Con i due Di Silvio, in appello, e’ stato condannato a 4 anni e 8 mesi anche Vincenzo Di Silvio, fratello di Alfredo, che non ha fatto ricorso alla Suprema Corte e pertanto per lui e’ diventato definitivo il verdetto d’appello. Per tutti e’ stata sempre riconosciuta l’aggravante mafiosa. Anche per Antonio Casamonica condannato a 6 anni dalla Corte di Appello di Roma il 26 novembre 2011, pena ridotta di un anno rispetto al primo grado.
L’udienza per lui si terra’ davanti alla Quinta sezione della Cassazione il prossimo dieci settembre. La vicenda sollevo’ molto allarme e indignazione nella capitale, in molti – anche politici – andarono a prendere un caffe’ ‘solidale’ al bar distrutto della Romanina. I quattro indagati erano stati ripresi in azione dalle telecamere di sorveglianza del bar, colpirono reiteratamente la donna disabile per punirla di aver reagito. Dopo alcuni minuti, Alfredo e Vincenzo Di Silvio picchiarono Marian Roman, il gestore del ‘Roxy’, danneggiando il locale e gli arredi. Nei giorni successivi, Alfredo Di Silvio e la madre Ivana Casamonica avevano tentato di parlare con Roman mentre era ricoverato in ospedale per le lesioni subite, mentre Enrico Di Silvio era tornato al bar offrendosi di risarcire i danni e al rifiuto dei gestori disse “allora volete la guerra”.
Il sette aprile, ancora intimidazioni, da parte di Vincenzo e Alfredo Di Silvio a bordo delle loro macchine in sosta davanti al ‘Roxy’ bar. Il 28 aprile, infine, Roxana Roman – moglie di Marian – aveva denunciato ulteriori minacce ricevute da Vincenzo e Alfredo Di Silvio accompagnati anche dal padre Anacleto.
“Con riferimento alle notizie di stampa pubblicate sul quotidiano La Repubblica versione on line in data odierna, inerenti a presunti disservizi che potrebbero determinare l’imminente scarcerazione per decorrenza dei termini di custodia cautelare dell’imputato Di Silvio Vincenzo (vicenda ‘raid al Roxy Bar della Romanina’), si precisa che nell’interesse del predetto imputato, nell’ambito del procedimento in oggetto, non risulta presentato alcun ricorso per Cassazione; pertanto, la sentenza di condanna pronunciata nei suoi confronti dalla Corte di appello di Roma in data 8 maggio 2019 è divenuta irrevocabile a partire dal 21 settembre 2019 ed è attualmente in esecuzione.

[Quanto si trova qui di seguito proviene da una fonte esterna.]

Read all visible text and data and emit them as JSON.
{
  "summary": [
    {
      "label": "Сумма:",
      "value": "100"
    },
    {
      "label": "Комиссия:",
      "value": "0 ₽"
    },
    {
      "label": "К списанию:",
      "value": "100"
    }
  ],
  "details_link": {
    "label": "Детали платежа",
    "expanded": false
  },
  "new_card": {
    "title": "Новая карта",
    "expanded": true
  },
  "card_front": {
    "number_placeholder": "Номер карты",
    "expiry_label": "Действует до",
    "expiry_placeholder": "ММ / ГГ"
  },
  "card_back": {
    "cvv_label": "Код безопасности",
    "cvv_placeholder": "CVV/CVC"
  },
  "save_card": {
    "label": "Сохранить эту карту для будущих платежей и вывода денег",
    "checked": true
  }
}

Correttamente, quindi, sull’avviso notificato alle parti risultavano indicati soltanto i ricorsi di Di Silvio Alfredo e Di Silvio Enrico”. Lo spiega in una nota l’ufficio stampa della Corte di Cassazione. “Di conseguenza – conclude la Corte – in Cassazione non si è verificato alcun ‘pasticcio’ e le circostanze riferite nell’articolo risultano prive di fondamento”.